Nevertheless, his answer to the bird dog was 28 goals as an NHL rookie, 41 goals as a sophomore. Okay, so last season he slipped to 18 red lights but has bounced back handsomely with 14 goals in just 22 games. The native of Farmington Hills, Michigan is a reason why Chi is a good bet to make the post-season. (No small potatoes for this big scorer.)


* CHANGES COMING IN BUFFALO: That's what TSN is predicting. Sabres got a point last night, losing 5-4 to Philly in a Shootout. Kidding aside, embattled Ralph Krueger may be on to something. Right now he's the Sultan of Survival.

* DARRYL SUTTER'S FIRST PRACTICE GETS AN "A" GRADE. Fiery Matthew Tkachuk called it "One of the best practices ever; all business and we needed that." There'll be more "all business" stuff with Sutter; plus a Flames revival.

* KEITH KINKAID STARTS FOR RANGERS. The Pride of Farmingville, Long Island went the route last night but lost, 4-2, to Pitt. He only got goals from Ryan Strome and Jack Johnson. Blueshirsts need more from Mika Zibanejad. And, of course, the on-leave-of-absence Artemi Panarin.

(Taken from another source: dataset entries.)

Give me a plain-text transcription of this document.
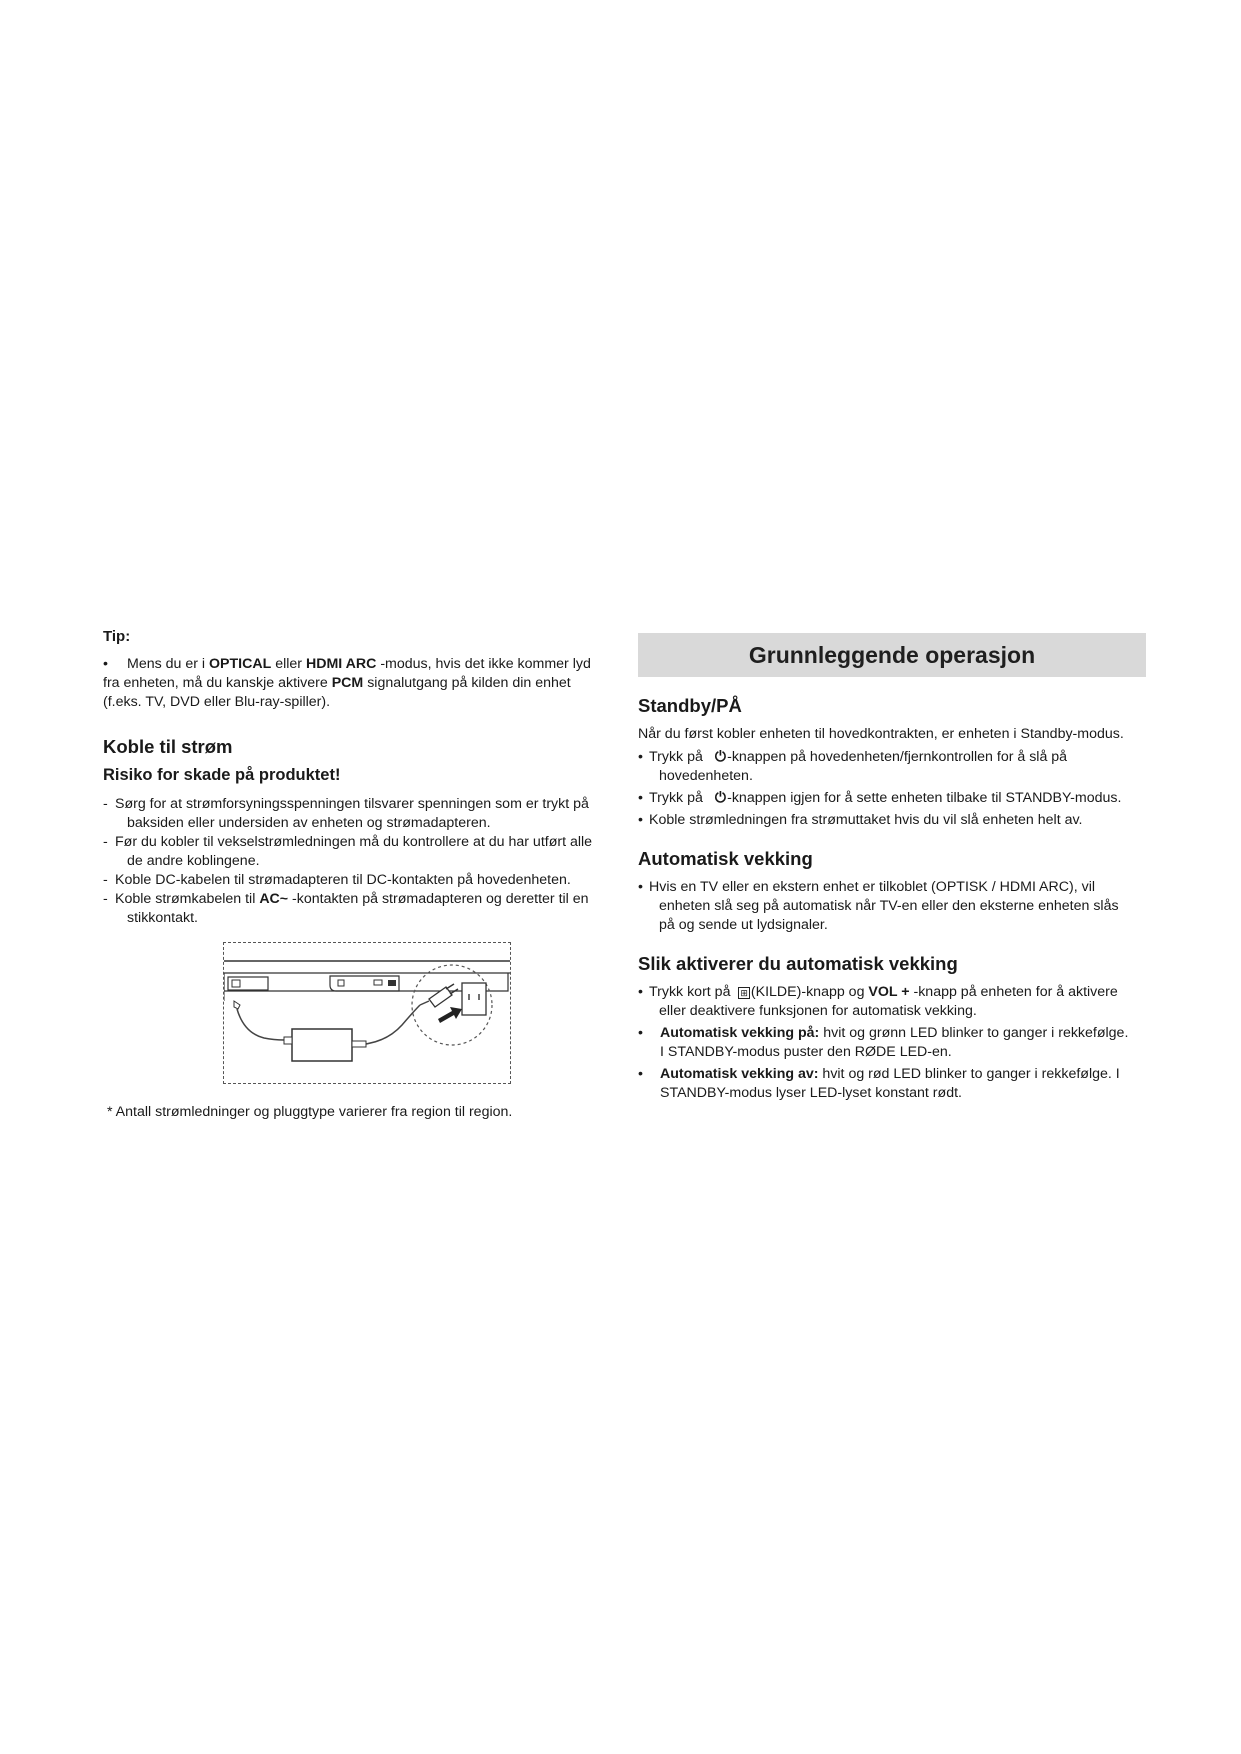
Tip:

• Mens du er i OPTICAL eller HDMI ARC -modus, hvis det ikke kommer lyd fra enheten, må du kanskje aktivere PCM signalutgang på kilden din enhet (f.eks. TV, DVD eller Blu-ray-spiller).
Koble til strøm
Risiko for skade på produktet!
- Sørg for at strømforsyningsspenningen tilsvarer spenningen som er trykt på baksiden eller undersiden av enheten og strømadapteren.
- Før du kobler til vekselstrømledningen må du kontrollere at du har utført alle de andre koblingene.
- Koble DC-kabelen til strømadapteren til DC-kontakten på hovedenheten.
- Koble strømkabelen til AC~ -kontakten på strømadapteren og deretter til en stikkontakt.

* Antall strømledninger og pluggtype varierer fra region til region.

Grunnleggende operasjon
Standby/PÅ

Når du først kobler enheten til hovedkontrakten, er enheten i Standby-modus.

• Trykk på ⏻-knappen på hovedenheten/fjernkontrollen for å slå på
hovedenheten.
• Trykk på ⏻-knappen igjen for å sette enheten tilbake til STANDBY-modus.
• Koble strømledningen fra strømuttaket hvis du vil slå enheten helt av.
Automatisk vekking
• Hvis en TV eller en ekstern enhet er tilkoblet (OPTISK / HDMI ARC), vil
enheten slå seg på automatisk når TV-en eller den eksterne enheten slås
på og sende ut lydsignaler.
Slik aktiverer du automatisk vekking
• Trykk kort på ⊞ (KILDE)-knapp og VOL + -knapp på enheten for å aktivere
eller deaktivere funksjonen for automatisk vekking.
•	Automatisk vekking på: hvit og grønn LED blinker to ganger i rekkefølge.
I STANDBY-modus puster den RØDE LED-en.
•	Automatisk vekking av: hvit og rød LED blinker to ganger i rekkefølge. I
STANDBY-modus lyser LED-lyset konstant rødt.
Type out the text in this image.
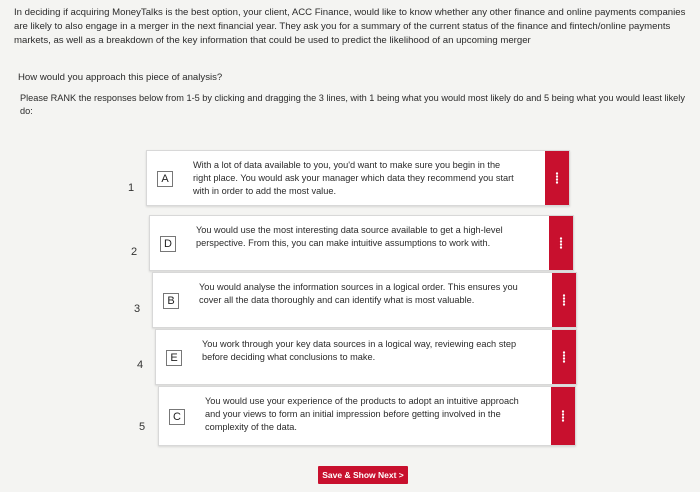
In deciding if acquiring MoneyTalks is the best option, your client, ACC Finance, would like to know whether any other finance and online payments companies are likely to also engage in a merger in the next financial year. They ask you for a summary of the current status of the finance and fintech/online payments markets, as well as a breakdown of the key information that could be used to predict the likelihood of an upcoming merger
How would you approach this piece of analysis?
Please RANK the responses below from 1-5 by clicking and dragging the 3 lines, with 1 being what you would most likely do and 5 being what you would least likely do:
1
A
With a lot of data available to you, you'd want to make sure you begin in the right place. You would ask your manager which data they recommend you start with in order to add the most value.
2
D
You would use the most interesting data source available to get a high-level perspective. From this, you can make intuitive assumptions to work with.
3
B
You would analyse the information sources in a logical order. This ensures you cover all the data thoroughly and can identify what is most valuable.
4
E
You work through your key data sources in a logical way, reviewing each step before deciding what conclusions to make.
5
C
You would use your experience of the products to adopt an intuitive approach and your views to form an initial impression before getting involved in the complexity of the data.
Save & Show Next >
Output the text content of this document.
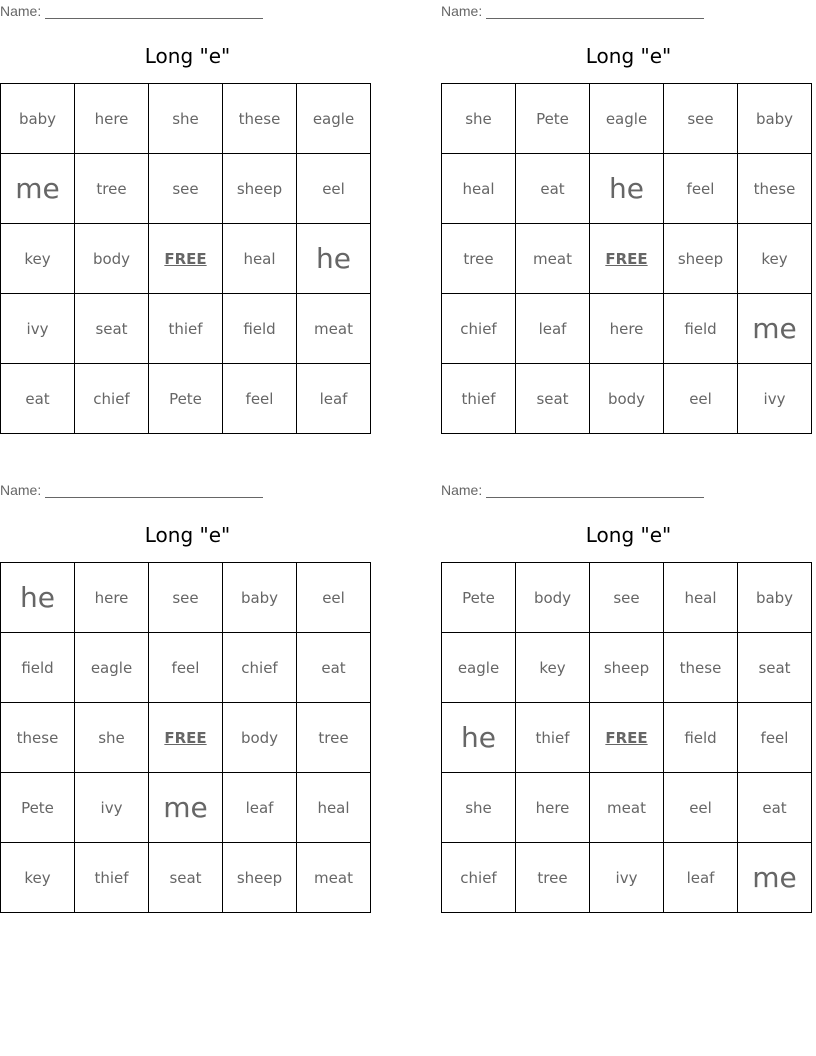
Name:
Long "e"
baby	here	she	these	eagle
me	tree	see	sheep	eel
key	body	FREE	heal	he
ivy	seat	thief	field	meat
eat	chief	Pete	feel	leaf
Name:
Long "e"
she	Pete	eagle	see	baby
heal	eat	he	feel	these
tree	meat	FREE	sheep	key
chief	leaf	here	field	me
thief	seat	body	eel	ivy
Name:
Long "e"
he	here	see	baby	eel
field	eagle	feel	chief	eat
these	she	FREE	body	tree
Pete	ivy	me	leaf	heal
key	thief	seat	sheep	meat
Name:
Long "e"
Pete	body	see	heal	baby
eagle	key	sheep	these	seat
he	thief	FREE	field	feel
she	here	meat	eel	eat
chief	tree	ivy	leaf	me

* SPEAKING OF ELITE: Rod Brind'Amour's Hurricanes don't know how to lose. They beat Nashville in overtime last night on captain Jordan Staal's second goal for their sixth W in a row. Canes are conquerers at 18-6-1.

TRIVIA CORNER: Name the forgotten NHL arena that featured four games in one day. (Answer below.)


"The whole game is to be played by a team, and the whole idea is to win. If someone is in the better position to score than I am, then I'm going to give him the puck."

-Wayne Gretzky

TRIVIA ANSWER: The old Madison Square Garden (1925-1968) on Eighth Avenue and 50th Street in Manhattan featured four games in one day.

Here's how. 1. On Sundays, a Met League "Darkhouse Game" was played in the morning; 2. A Met League preliminary game -- part of a Sunday afternoon double-header -- started at 1:30 p.m. 3. A New York Rovers EAHL league game was played starting at 3:30 p.m. 4. The Rangers home game began at 8:30 p.m.